Ocelot Productions producer/director Fred Rees had been planning this project since early in 2004. ”The book of cool was a concept that grew out of an idea to make a football skills video, but I wanted to spread the net much wider than football by tracking down some of the coolest tricks on the planet and get some of the best in the world to give us a masterclass,” says Rees.
Rees had spent eight months seeking out the best talent and it made sense to shoot the project on the highest quality format he could afford. For this project that meant hiring Sony HD cameras, an HDCam player and online editing at On Sight.
Getting the posting system right was particularly important for a complicated project made up of 24 separate films shot over six months in 12 different countries across Europe, the USA and New Zealand. To keep costs down, Ocelot decided to keep it in the family, with Rees using his father – an experienced film director – as cameraman, and his two brothers as soundman and camera assistant.
Ocelot hired an HD deck from On Sight to compress the footage into SD for the offline, which they did at home on their Avid Media Composer. But, best of all, because the finished film would be onlined at On Sight using Sony XPRI, which used the same codecs as the Sony HDW-F900, there was no compression and inevitable loss of quality. “The compatibility of the XPRI with Sony HDCam is the thing that really settled it for us,” admits Rees.

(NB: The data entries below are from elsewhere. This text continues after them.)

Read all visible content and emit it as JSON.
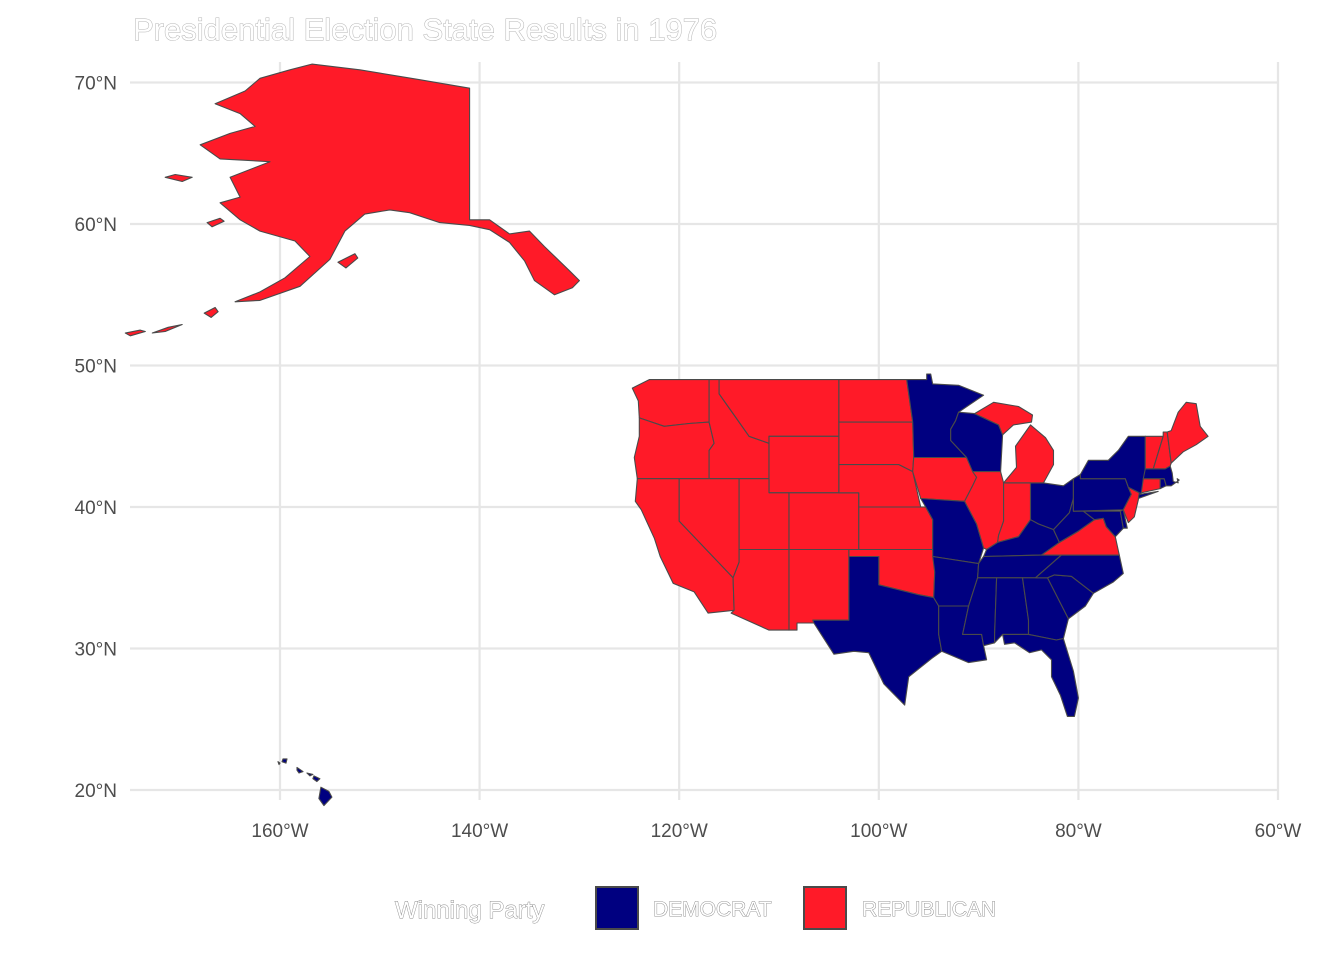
{
  "title": "Presidential Election State Results in 1976",
  "legend": {
    "title": "Winning Party",
    "entries": [
      {
        "label": "DEMOCRAT",
        "color": "#000080"
      },
      {
        "label": "REPUBLICAN",
        "color": "#ff1a28"
      }
    ]
  },
  "axes": {
    "x_ticks": [
      {
        "label": "160°W",
        "lon": -160
      },
      {
        "label": "140°W",
        "lon": -140
      },
      {
        "label": "120°W",
        "lon": -120
      },
      {
        "label": "100°W",
        "lon": -100
      },
      {
        "label": "80°W",
        "lon": -80
      },
      {
        "label": "60°W",
        "lon": -60
      }
    ],
    "y_ticks": [
      {
        "label": "70°N",
        "lat": 70
      },
      {
        "label": "60°N",
        "lat": 60
      },
      {
        "label": "50°N",
        "lat": 50
      },
      {
        "label": "40°N",
        "lat": 40
      },
      {
        "label": "30°N",
        "lat": 30
      },
      {
        "label": "20°N",
        "lat": 20
      }
    ],
    "lon_range": [
      -175,
      -60
    ],
    "lat_range": [
      19,
      71.5
    ],
    "grid": true
  },
  "states": [
    {
      "name": "Alaska",
      "winner": "REPUBLICAN"
    },
    {
      "name": "Hawaii",
      "winner": "DEMOCRAT"
    },
    {
      "name": "Washington",
      "winner": "REPUBLICAN"
    },
    {
      "name": "Oregon",
      "winner": "REPUBLICAN"
    },
    {
      "name": "California",
      "winner": "REPUBLICAN"
    },
    {
      "name": "Idaho",
      "winner": "REPUBLICAN"
    },
    {
      "name": "Nevada",
      "winner": "REPUBLICAN"
    },
    {
      "name": "Montana",
      "winner": "REPUBLICAN"
    },
    {
      "name": "Wyoming",
      "winner": "REPUBLICAN"
    },
    {
      "name": "Utah",
      "winner": "REPUBLICAN"
    },
    {
      "name": "Arizona",
      "winner": "REPUBLICAN"
    },
    {
      "name": "Colorado",
      "winner": "REPUBLICAN"
    },
    {
      "name": "New Mexico",
      "winner": "REPUBLICAN"
    },
    {
      "name": "North Dakota",
      "winner": "REPUBLICAN"
    },
    {
      "name": "South Dakota",
      "winner": "REPUBLICAN"
    },
    {
      "name": "Nebraska",
      "winner": "REPUBLICAN"
    },
    {
      "name": "Kansas",
      "winner": "REPUBLICAN"
    },
    {
      "name": "Oklahoma",
      "winner": "REPUBLICAN"
    },
    {
      "name": "Texas",
      "winner": "DEMOCRAT"
    },
    {
      "name": "Minnesota",
      "winner": "DEMOCRAT"
    },
    {
      "name": "Iowa",
      "winner": "REPUBLICAN"
    },
    {
      "name": "Missouri",
      "winner": "DEMOCRAT"
    },
    {
      "name": "Arkansas",
      "winner": "DEMOCRAT"
    },
    {
      "name": "Louisiana",
      "winner": "DEMOCRAT"
    },
    {
      "name": "Wisconsin",
      "winner": "DEMOCRAT"
    },
    {
      "name": "Illinois",
      "winner": "REPUBLICAN"
    },
    {
      "name": "Michigan",
      "winner": "REPUBLICAN"
    },
    {
      "name": "Indiana",
      "winner": "REPUBLICAN"
    },
    {
      "name": "Ohio",
      "winner": "DEMOCRAT"
    },
    {
      "name": "Kentucky",
      "winner": "DEMOCRAT"
    },
    {
      "name": "Tennessee",
      "winner": "DEMOCRAT"
    },
    {
      "name": "Mississippi",
      "winner": "DEMOCRAT"
    },
    {
      "name": "Alabama",
      "winner": "DEMOCRAT"
    },
    {
      "name": "Georgia",
      "winner": "DEMOCRAT"
    },
    {
      "name": "Florida",
      "winner": "DEMOCRAT"
    },
    {
      "name": "South Carolina",
      "winner": "DEMOCRAT"
    },
    {
      "name": "North Carolina",
      "winner": "DEMOCRAT"
    },
    {
      "name": "Virginia",
      "winner": "REPUBLICAN"
    },
    {
      "name": "West Virginia",
      "winner": "DEMOCRAT"
    },
    {
      "name": "Maryland",
      "winner": "DEMOCRAT"
    },
    {
      "name": "Delaware",
      "winner": "DEMOCRAT"
    },
    {
      "name": "Pennsylvania",
      "winner": "DEMOCRAT"
    },
    {
      "name": "New Jersey",
      "winner": "REPUBLICAN"
    },
    {
      "name": "New York",
      "winner": "DEMOCRAT"
    },
    {
      "name": "Connecticut",
      "winner": "REPUBLICAN"
    },
    {
      "name": "Rhode Island",
      "winner": "DEMOCRAT"
    },
    {
      "name": "Massachusetts",
      "winner": "DEMOCRAT"
    },
    {
      "name": "Vermont",
      "winner": "REPUBLICAN"
    },
    {
      "name": "New Hampshire",
      "winner": "REPUBLICAN"
    },
    {
      "name": "Maine",
      "winner": "REPUBLICAN"
    }
  ]
}
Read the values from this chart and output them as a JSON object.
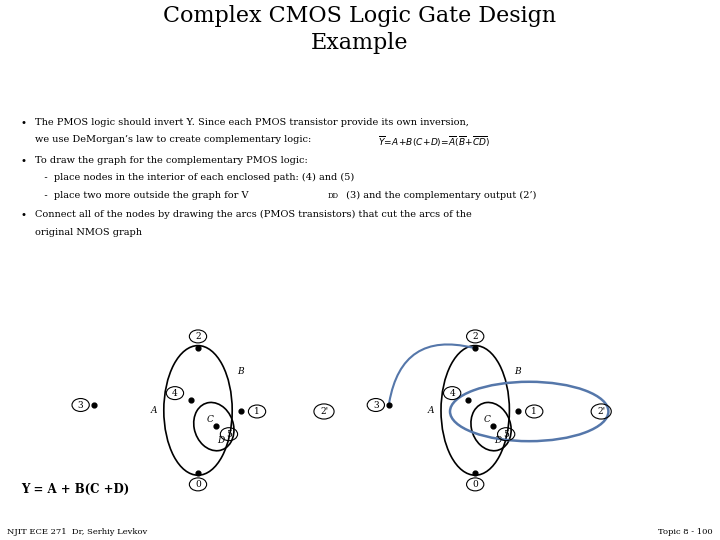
{
  "title": "Complex CMOS Logic Gate Design\nExample",
  "title_fontsize": 16,
  "bg_color": "#ffffff",
  "text_color": "#000000",
  "footer_left": "NJIT ECE 271  Dr, Serhiy Levkov",
  "footer_right": "Topic 8 - 100",
  "formula_y": "Y = A + B(C +D)",
  "bullet1_line1": "The PMOS logic should invert Y. Since each PMOS transistor provide its own inversion,",
  "bullet1_line2": "we use DeMorgan’s law to create complementary logic:",
  "bullet2_line1": "To draw the graph for the complementary PMOS logic:",
  "bullet2_line2": "   -  place nodes in the interior of each enclosed path: (4) and (5)",
  "bullet2_line3a": "   -  place two more outside the graph for V",
  "bullet2_line3b": "DD",
  "bullet2_line3c": " (3) and the complementary output (2’)",
  "bullet3_line1": "Connect all of the nodes by drawing the arcs (PMOS transistors) that cut the arcs of the",
  "bullet3_line2": "original NMOS graph"
}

In fact, the quality of the footage was so high that Ocelot didn’t have to hire a stills photographer to supply photographs for the printed version of book of cool. All they needed to do was supply timecodes to On Sight, which then lifted picture grabs from the footage and sent them to the designer as TIFF files.
“If we had shot in digibeta that side of the workflow would definitely have fallen down,” says Rees. Having produced an offline EDL for each film at home, this was then forwarded to On Sight where the masters were conformed. Then each feature was sent to posthouse The Mill for grading, before returning to On Sight for titling and audio layback. The completed DVD was then transferred to an HD-D5 59.94 master for Japan and for DVD authoring in the UK and USA.
The result? An award-winning DVD full of tricks that you definitely should try at home. But perhaps it would be best to start with card sharking or pencil spinning than chainsaw juggling or gun spinning.